I say, ‘Personalised Bible … seems like a secular emo band.’

And Bear says, ‘“I play guitar in Personalised Bible and it gives me a reason to live.”’

I laugh.

And Bear tells me other things: how he remembers skate-boarding for the first time with Big Bret, this guy who lived at the end of our street, and how he stepped onto his board and fell and cut his hand.

He tells me how he loved skateboarding — even though he kept falling, he didn’t care.

He says, ‘I remember skating with, like, fifteen older kids in the neighbourhood every afternoon after school. And then, in Year Two, riding my skateboard every day to school. Strapping the board into this Santa Cruz backpack once I got there and going to pledge allegiance to the American flag at Galatas Elementary and hearing the teachers say, ‘GO GREYHOUNDSSSS!’

And I say, ‘GOSH-DANG GREYHOUNDS.’

And Bear says, ‘God-dang greyounds, god-dang it.’

I say, ‘I remember that talent show you and Brigitte did.’

Grinning.

And Bear says, ‘Yeah! It was the same day as the “go as your favourite book-character” day, and I went as Harry Potter. I went as Harry Potter at the Dursleys’ house, who lived in the cupboard under the stairs. I had holes cut into my t-shirt, bruises on my shins from skateboarding, and Mum had drawn a lightning bolt drawn on my forehead. I remember people laughing at me a lot. All the other kids were dressed as Spiderman or normal Harry Potters or pirates or princes or princesses. No one else was dressed like me, and all the kids laughed at me and made jokes about how I’d been abused. I remember the school calling Mum, saying, “We’re concerned about the safety of your son,” and Mum laughing, and the school saying, “We’re not joking.” Mum had to come in to assure them that everything was okay at home.’

I laugh. ‘I don’t remember that.’

‘And she brought my talent-show clothes with her. I was wearing some shorts and a green t-shirt because it matched Brigitte’s greeny-blue outfit. I felt really good. Brigitte was dancing to Gloria Gaynor’s “I Will Survive”, remember? While I just skated around the stage. At the end, I got my skateboard and ran towards the ramp, holding my board — just ran towards the ramp and jumped off, and, in the air, I put the board beneath my feet. When I landed on the stage, some kid screamed, “Bomb drop!” and the teachers looked around nervously. But I guess they were impressed ’cause remember they asked me to teach skateboarding lessons for forty dollars an hour? I thought I’d won the world. That, in Year Two, I’d won the entire world.’

I smile.

I say, ‘You did, Bear.’

And Bear laughs.

We pause.

I say, ‘A lot of America felt really fucked up, for me.’
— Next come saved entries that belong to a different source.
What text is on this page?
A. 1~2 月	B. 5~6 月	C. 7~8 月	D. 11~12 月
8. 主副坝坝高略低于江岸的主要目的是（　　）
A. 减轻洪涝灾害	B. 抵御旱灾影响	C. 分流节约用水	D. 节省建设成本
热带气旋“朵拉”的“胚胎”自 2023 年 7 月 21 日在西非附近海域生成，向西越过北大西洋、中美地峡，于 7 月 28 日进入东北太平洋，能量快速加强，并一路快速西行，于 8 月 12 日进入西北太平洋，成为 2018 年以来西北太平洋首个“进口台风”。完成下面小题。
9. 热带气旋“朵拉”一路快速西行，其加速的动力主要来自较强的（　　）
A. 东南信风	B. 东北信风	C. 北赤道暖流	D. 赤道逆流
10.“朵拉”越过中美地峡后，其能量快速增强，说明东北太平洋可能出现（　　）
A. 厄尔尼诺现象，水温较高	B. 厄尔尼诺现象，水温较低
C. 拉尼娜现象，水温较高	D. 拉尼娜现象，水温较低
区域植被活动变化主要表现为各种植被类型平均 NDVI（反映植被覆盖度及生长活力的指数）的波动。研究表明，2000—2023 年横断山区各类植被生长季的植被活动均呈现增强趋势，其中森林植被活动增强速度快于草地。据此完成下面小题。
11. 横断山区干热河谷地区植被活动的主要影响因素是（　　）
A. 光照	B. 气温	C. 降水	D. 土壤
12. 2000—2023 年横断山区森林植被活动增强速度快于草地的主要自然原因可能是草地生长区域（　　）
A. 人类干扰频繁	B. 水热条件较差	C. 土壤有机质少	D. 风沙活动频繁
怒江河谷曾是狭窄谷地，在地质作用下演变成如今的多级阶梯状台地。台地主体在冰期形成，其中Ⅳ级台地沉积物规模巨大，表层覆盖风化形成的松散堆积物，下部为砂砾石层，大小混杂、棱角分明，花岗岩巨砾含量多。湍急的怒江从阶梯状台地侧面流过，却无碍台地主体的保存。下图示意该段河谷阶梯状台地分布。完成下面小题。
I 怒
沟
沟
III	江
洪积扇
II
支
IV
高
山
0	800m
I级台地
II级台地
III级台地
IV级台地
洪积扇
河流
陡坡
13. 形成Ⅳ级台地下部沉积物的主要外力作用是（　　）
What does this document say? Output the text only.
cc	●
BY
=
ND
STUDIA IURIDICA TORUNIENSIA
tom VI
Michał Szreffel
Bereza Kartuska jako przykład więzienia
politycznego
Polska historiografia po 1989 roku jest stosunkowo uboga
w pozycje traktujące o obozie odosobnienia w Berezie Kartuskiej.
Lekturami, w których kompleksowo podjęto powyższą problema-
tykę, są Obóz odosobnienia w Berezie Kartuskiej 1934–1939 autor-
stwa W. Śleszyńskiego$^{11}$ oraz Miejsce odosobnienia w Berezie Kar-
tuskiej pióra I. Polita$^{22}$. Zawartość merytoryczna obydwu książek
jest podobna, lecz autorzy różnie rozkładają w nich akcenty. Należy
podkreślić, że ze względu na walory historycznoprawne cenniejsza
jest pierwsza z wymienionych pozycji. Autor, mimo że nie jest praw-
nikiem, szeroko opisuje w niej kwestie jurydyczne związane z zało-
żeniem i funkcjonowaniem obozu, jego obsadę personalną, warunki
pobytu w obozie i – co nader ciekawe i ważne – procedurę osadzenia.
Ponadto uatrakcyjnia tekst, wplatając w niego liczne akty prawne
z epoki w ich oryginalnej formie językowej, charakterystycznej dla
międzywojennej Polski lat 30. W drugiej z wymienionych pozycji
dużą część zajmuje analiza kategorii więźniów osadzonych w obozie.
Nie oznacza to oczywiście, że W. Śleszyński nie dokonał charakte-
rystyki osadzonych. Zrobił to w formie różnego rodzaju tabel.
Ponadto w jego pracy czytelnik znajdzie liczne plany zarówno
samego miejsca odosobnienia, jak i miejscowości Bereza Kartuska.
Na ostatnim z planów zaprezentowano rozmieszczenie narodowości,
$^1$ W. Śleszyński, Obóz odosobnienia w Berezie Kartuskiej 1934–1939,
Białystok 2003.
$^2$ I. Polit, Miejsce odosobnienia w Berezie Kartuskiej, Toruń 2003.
And Bear says, ‘I know. Me too. I mean, at the time it seemed normal … but looking back, it’s like: everything seems insane.’

I say, ‘You remember Halloween?’

Bear says, ‘Yeah, you remember the other Bret? Little Bret? And how he was all dressed up like Jason with one of those blood-mask things and a chainsaw? He was gonna come trick-or-treating with us and Mum and Dad but then his mum, like, ran up the street and yelled, ‘Bret … We’ve spoken about this. You will not be leaving the street. It’s not safe out there.’

We laugh.

It’s all we do.

We just laugh.

Bear clears his throat.

He says, ‘You know, you can put all that in your book if you want.’

And I pause.

I say, ‘Are you sure?’

And Bear says, ‘Yeah.’

And I say, ‘Thank you.’

Thinking: thank you.

Bear tells me he’s got some days off.